Der EKD-Vorsitzende Wolfgang Huber hat die Bürger des Landes zur Stimmabgabe aufgefordert. Wählen sei in heutiger Zeit ein "absolut unriskantes bürgerschaftliches Verhalten". Gleichzeitig stärke derjenige, der nicht wählen gehe, die Extreme, mahnte Huber.

Wolfgang Huber im Gespräch mit Jacqueline Boysen |
    Boysen: Herr Ratsvorsitzender, Kirchen – wie Politik und Parteien – leiden unter Anhängerschwund und verzeichnen eine Erosion ihrer traditionellen Domänen. Wie die Kirche diesem Phänomen begegnet, darüber können wir gleich sprechen. Ich würde aber gerne zunächst auf den heutigen Wahlsonntag blicken. Was sagen Sie jenen, die sich von der Politik abgewandt haben, die sich dieser Bundestagswahl verweigern wollen?

    Huber: Ich hab Ihnen vorher gesagt: Jammern gilt nicht, denn wer sich dem entzieht, verweigert sich der einfachsten Aufgabe, die wir als Bürgerinnen und Bürger haben können. Ich habe vor Augen, was es in dieser Gesellschaft bedeuten kann, wenn man wirklich Zivilcourage zeigt – am Beispiel von Dominik Brunner. Und im Vergleich dazu muss ich sagen: Wählen ist ein in dieser Hinsicht absolut unriskantes bürgerschaftliches Verhalten. Und es ist gleichzeitig so, dass derjenige, der nicht wählt, die Extreme stärkt.
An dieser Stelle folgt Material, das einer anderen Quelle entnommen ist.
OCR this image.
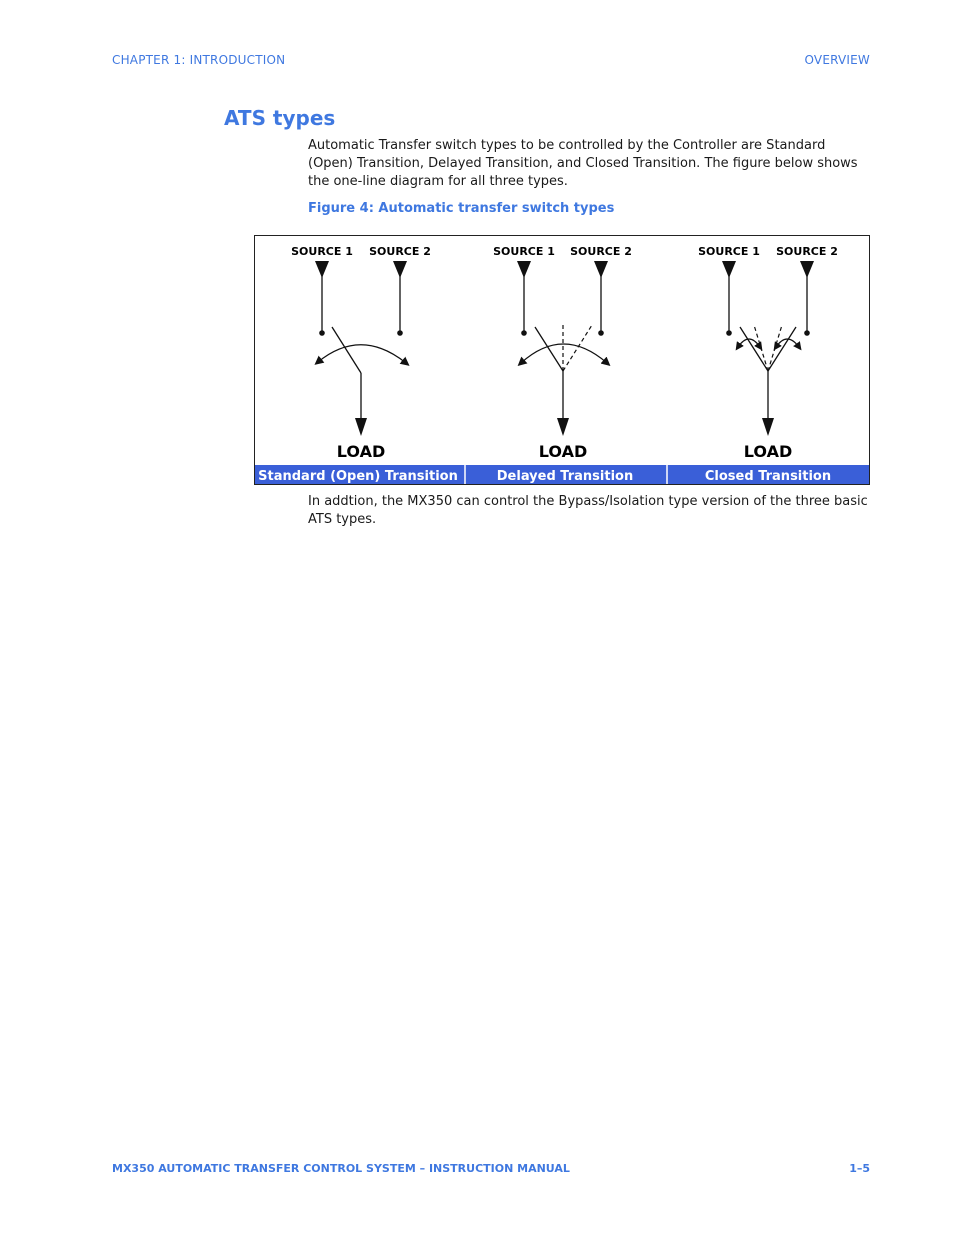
CHAPTER 1: INTRODUCTION	OVERVIEW
ATS types
Automatic Transfer switch types to be controlled by the Controller are Standard (Open) Transition, Delayed Transition, and Closed Transition. The figure below shows the one-line diagram for all three types.
Figure 4: Automatic transfer switch types
SOURCE 1 SOURCE 2
LOAD
SOURCE 1 SOURCE 2
LOAD
SOURCE 1 SOURCE 2
LOAD
Standard (Open) Transition	Delayed Transition	Closed Transition
In addtion, the MX350 can control the Bypass/Isolation type version of the three basic ATS types.
MX350 AUTOMATIC TRANSFER CONTROL SYSTEM – INSTRUCTION MANUAL	1–5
Und schon das muss ein Grund sein, dass wir sagen: Es gibt einen Beruf zur Politik, nicht nur für Berufspolitiker, sondern auch für jede Bürgerin und für jeden Bürger.
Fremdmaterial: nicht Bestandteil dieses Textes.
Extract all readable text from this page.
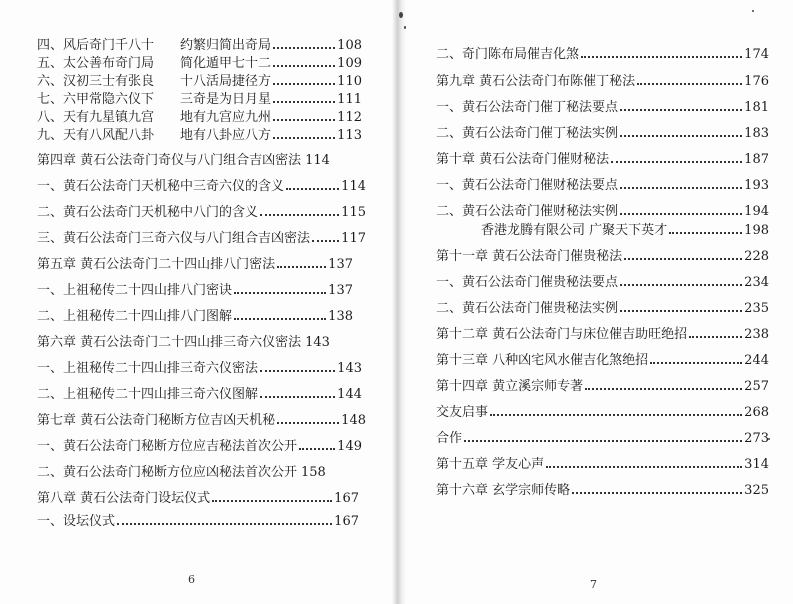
四、风后奇门千八十	约繁归简出奇局	108
五、太公善布奇门局	简化遁甲七十二	109
六、汉初三士有张良	十八活局捷径方	110
七、六甲常隐六仪下	三奇是为日月星	111
八、天有九星镇九宫	地有九宫应九州	112
九、天有八风配八卦	地有八卦应八方	113
第四章 黄石公法奇门奇仪与八门组合吉凶密法 114
一、黄石公法奇门天机秘中三奇六仪的含义	114
二、黄石公法奇门天机秘中八门的含义	115
三、黄石公法奇门三奇六仪与八门组合吉凶密法 117
第五章 黄石公法奇门二十四山排八门密法	137
一、上祖秘传二十四山排八门密诀	137
二、上祖秘传二十四山排八门图解	138
第六章 黄石公法奇门二十四山排三奇六仪密法 143
一、上祖秘传二十四山排三奇六仪密法	143
二、上祖秘传二十四山排三奇六仪图解	144
第七章 黄石公法奇门秘断方位吉凶天机秘	148
一、黄石公法奇门秘断方位应吉秘法首次公开	149
二、黄石公法奇门秘断方位应凶秘法首次公开 158
第八章 黄石公法奇门设坛仪式	167
一、设坛仪式	167
6
二、奇门陈布局催吉化煞	174
第九章 黄石公法奇门布陈催丁秘法	176
一、黄石公法奇门催丁秘法要点	181
二、黄石公法奇门催丁秘法实例	183
第十章 黄石公法奇门催财秘法	187
一、黄石公法奇门催财秘法要点	193
二、黄石公法奇门催财秘法实例	194
香港龙腾有限公司 广聚天下英才	198
第十一章 黄石公法奇门催贵秘法	228
一、黄石公法奇门催贵秘法要点	234
二、黄石公法奇门催贵秘法实例	235
第十二章 黄石公法奇门与床位催吉助旺绝招	238
第十三章 八种凶宅风水催吉化煞绝招	244
第十四章 黄立溪宗师专著	257
交友启事	268
合作	273
第十五章 学友心声	314
第十六章 玄学宗师传略	325
7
    Boysen: Ich würde gerne in Kassel anlässlich der "Zukunftswerkstatt" der EKD auf den Reformprozess der Evangelischen Kirche blicken. Bischof Huber, was tragen Sie davon von dieser "Zukunftswerkstatt"?

    Huber: Ich habe den Eindruck, dass der Grundimpuls unseres Reformprozesses sich bewährt hat. Der bestand ja darin, zu sagen: Wir konzentrieren uns auf den Kern des kirchlichen Auftrags, wir bringen die Schönheit des Evangeliums wieder zum leuchten, wir bemühen uns um Qualität in unseren Gottesdiensten und Andachten. Wir halten den Bildungsanspruch der Evangelischen Kirche hoch, ohne uns auf Bildungsschichten zu verengen. Wir öffnen uns für die unterschiedlichen Gruppen und Milieus auch und ganz besonders für diejenigen, die den Kontakt zur Kirche verloren haben. Insbesondere im Osten Deutschlands ist es eine neue und wichtige Erfahrung, dass über diese Arbeit mit Kindern und Jugendlichen auch deren Eltern und Großeltern wieder hineingezogen werden in einen Dialog, zu dem sie Jahrzehnte lang überhaupt keine Chance hatten. Wir denken neu darüber nach, stärker zielgruppenorientiert zu arbeiten, die Anlässe ernst zu nehmen, aus denen Menschen ihrerseits auch den Kontakt zur Kirche suchen – das Beispiel der Einschulung – ich füge auch immer hinzu: das Beispiel des Endes einer Schullaufbahn – sind wunderbare Exempel dafür, dass da Menschen innehalten und froh sind, wenn die Kirche ihnen eine Orientierung anbietet. Deswegen rate ich auch dazu, nicht nur darauf zu schauen, wo traditionelle Kasualien, wie wir das nennen, also Trauungen und auch Beerdigungen in manchen Regionen an Einfluss verlieren, sondern gleichzeitig darauf zu schauen, wo neue Anlässe im menschlichen Lebenslauf entstehen oder im Laufe des Jahres entstehen, an denen Menschen ein solches religiöses Interesse so artikulieren, dass wir als Kirche wirklich verpflichtet sind, ihnen auch eine gehaltvolle Antwort zu geben.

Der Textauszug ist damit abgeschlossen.